Staying on a Parent’s Plan Until 26
The ACA allows young adults to remain on a parent’s health insurance plan until they turn 26. This applies to both marketplace plans and job-based (employer) plans. You can stay on your parent’s plan even if you get married, have children, live in a different state, aren’t claimed as a tax dependent, leave school, or turn down your own employer’s coverage. On a marketplace plan specifically, coverage lasts through December 31 of the year you turn 26. For employer plans, coverage typically ends when you turn 26, though some states or plans extend beyond that.
When You Can Enroll
The annual Open Enrollment Period on HealthCare.gov runs from November 1 through January 15. If you select a plan by December 15, your coverage starts January 1. If you enroll after December 15 but before the January 15 deadline, coverage begins February 1. Some state-run marketplaces set their own deadlines, which may be later.

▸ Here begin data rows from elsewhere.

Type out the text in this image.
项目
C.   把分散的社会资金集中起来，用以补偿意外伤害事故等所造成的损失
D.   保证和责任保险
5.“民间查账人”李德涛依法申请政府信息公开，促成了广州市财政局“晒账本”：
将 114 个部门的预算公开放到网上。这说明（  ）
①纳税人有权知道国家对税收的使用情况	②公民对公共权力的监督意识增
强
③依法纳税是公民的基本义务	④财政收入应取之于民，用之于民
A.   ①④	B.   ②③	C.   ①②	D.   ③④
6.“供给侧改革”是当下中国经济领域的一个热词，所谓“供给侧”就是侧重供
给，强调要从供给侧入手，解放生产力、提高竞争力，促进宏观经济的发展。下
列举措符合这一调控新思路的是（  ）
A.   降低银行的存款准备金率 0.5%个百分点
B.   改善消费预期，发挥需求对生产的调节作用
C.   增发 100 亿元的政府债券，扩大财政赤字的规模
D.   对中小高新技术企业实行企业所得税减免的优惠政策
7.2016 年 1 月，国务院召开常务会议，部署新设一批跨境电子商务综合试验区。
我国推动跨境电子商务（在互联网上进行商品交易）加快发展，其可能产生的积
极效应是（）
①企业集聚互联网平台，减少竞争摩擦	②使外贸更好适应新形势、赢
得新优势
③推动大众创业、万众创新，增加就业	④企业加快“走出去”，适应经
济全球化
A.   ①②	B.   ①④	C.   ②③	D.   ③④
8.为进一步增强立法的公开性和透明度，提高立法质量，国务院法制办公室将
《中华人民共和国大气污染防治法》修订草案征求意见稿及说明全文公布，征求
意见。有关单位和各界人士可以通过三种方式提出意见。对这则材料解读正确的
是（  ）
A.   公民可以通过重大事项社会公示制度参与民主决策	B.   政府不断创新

Outside of open enrollment, you can sign up during a Special Enrollment Period if you experience a qualifying life event. Common triggers include losing other health coverage (from a job, Medicaid, or a parent’s plan), getting married, having a baby, moving to a new area with different plan options, or changes in household income that affect your eligibility. You typically have 60 days from the event to enroll.
The Individual Mandate Today
The ACA originally required most Americans to carry health insurance or pay a tax penalty. That federal penalty was reduced to $0 starting in 2019, so there is currently no federal financial consequence for going uninsured. However, four states and the District of Columbia enforce their own insurance mandates with penalties: California, Connecticut, Maryland, and D.C. If you live in one of those places, you may still owe a state-level fee for going without coverage.
Who ACA Insurance Is Designed For
Marketplace plans are primarily designed for people who don’t have access to affordable coverage through an employer or a government program like Medicare or Medicaid. That includes self-employed workers, freelancers, part-time employees, early retirees, and anyone between jobs. Even if you do have employer coverage, you can browse marketplace plans, though you typically won’t qualify for premium tax credits if your employer offers affordable coverage that meets minimum value standards.
If your income is low enough, the marketplace application will determine whether you qualify for Medicaid instead. In states that expanded Medicaid under the ACA, adults with household incomes up to 138% of the federal poverty level are eligible. The marketplace application handles this screening automatically and routes you to the appropriate program.